While he was still speaking, suddenly a crowd came, and the one called Judas, one of the twelve, was leading them. He approached Jesus to kiss him; but Jesus said to him, “Judas, is it with a kiss that you are betraying the Son of Man?” When those who were around him saw what was coming, they asked, “Lord, should we strike with the sword?” Then one of them struck the slave of the high priest and cut off his right ear. But Jesus said, “No more of this!” And he touched his ear and healed him.
In God We Trust
Christians are constantly faced with this choice: in what or in whom will we put our trust? And even though some folks make it sound like an easy and obvious decision, more often than not they’re actions show just how challenging it is to make and to keep.
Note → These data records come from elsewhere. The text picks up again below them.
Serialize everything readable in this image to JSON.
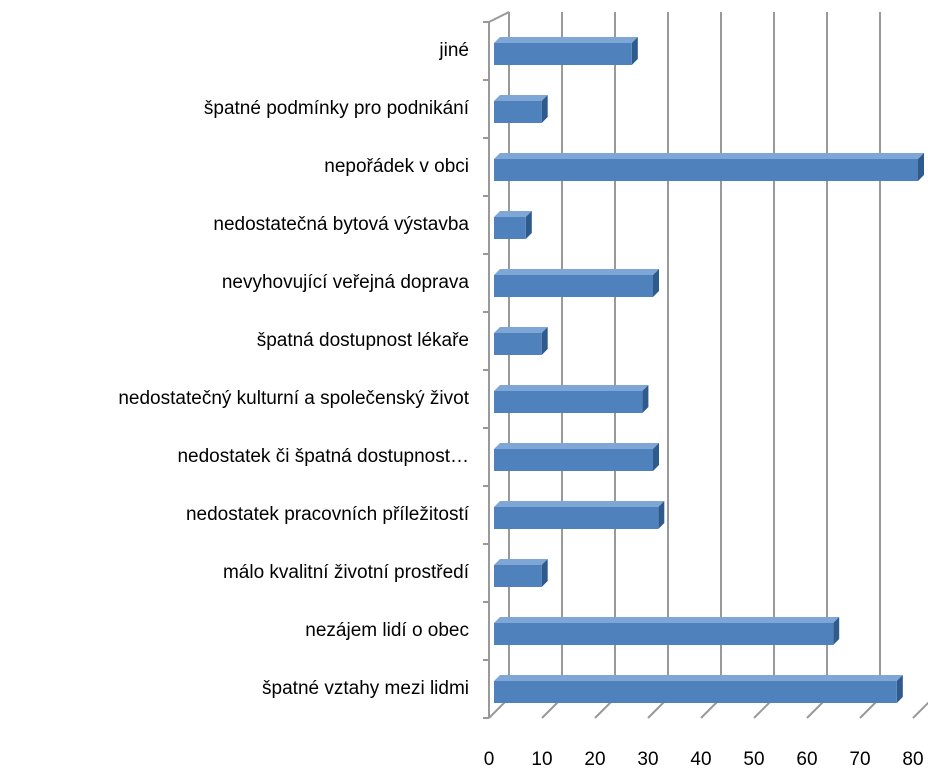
{
  "chart_data": {
    "type": "bar3d",
    "categories": [
      "jiné",
      "špatné podmínky pro podnikání",
      "nepořádek v obci",
      "nedostatečná bytová výstavba",
      "nevyhovující veřejná doprava",
      "špatná dostupnost lékaře",
      "nedostatečný kulturní a společenský život",
      "nedostatek či špatná dostupnost…",
      "nedostatek pracovních příležitostí",
      "málo kvalitní životní prostředí",
      "nezájem lidí o obec",
      "špatné vztahy mezi lidmi"
    ],
    "values": [
      26,
      9,
      80,
      6,
      30,
      9,
      28,
      30,
      31,
      9,
      64,
      76
    ],
    "color": "#4f81bd",
    "xlim": [
      0,
      80
    ],
    "xticks": [
      0,
      10,
      20,
      30,
      40,
      50,
      60,
      70,
      80
    ],
    "grid": true
  }
}
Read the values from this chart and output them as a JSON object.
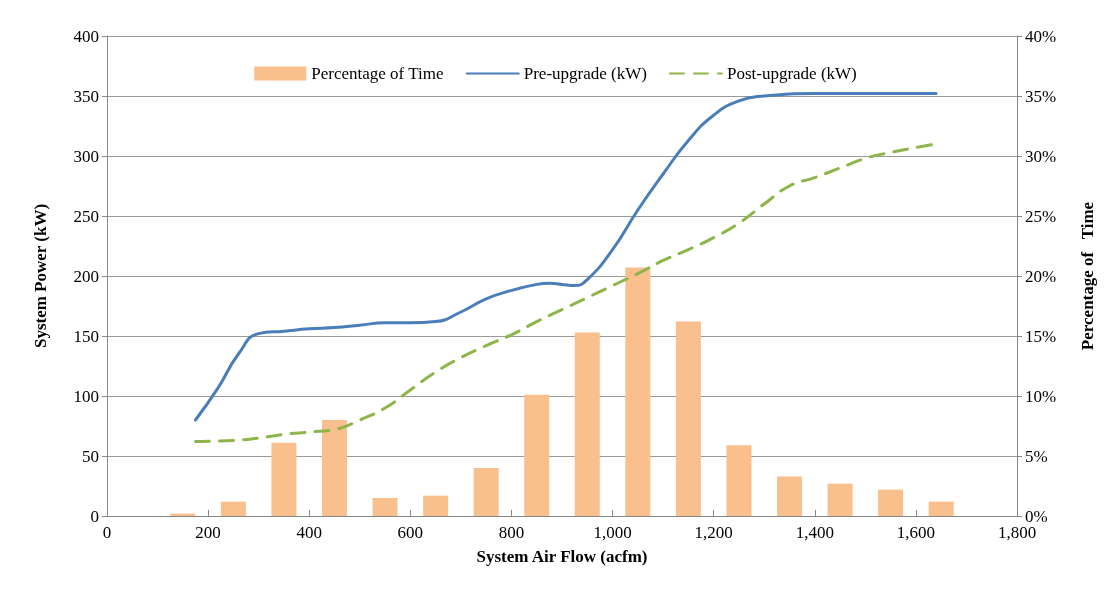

For example, it’s incredibly easy to put our trust in ourselves, you know, in our interests and desires. Of course, we may try to pay lip-service to God, saying that he’s the only one we can truly trust. Still our actions don’t jive with our words, because rather than waiting to see how things work themselves out, we impulsively take the bull by the horns and do what we think should be done. Like the apostle who used his sword to strike the slave of the high priest, we act. Sadly, through that action, often we make a bad situation worse. And even if we cloak this action with verbal claims that we’re only doing what Jesus would have done, something that reflects wishful thinking at best, our focus is still on self and our interests and our desire. In other words, we’re trusting in self rather than in God.
And for that reason, it may be important for us to focus intentionally our trust on and in God. And to do that, well, we have a great example. You see, just like Jesus was willing to look past his own desire as he prayed on the Mount of Olives, we can put our thoughts and opinions aside, at least for a little while. And then we can listen for that often quiet voice of God directing our actions. And even though we might still misinterpret God’s will and end up moving in a direction that we’ve chosen, at least we’re making a genuine effort to show ourselves and others that in God we trust.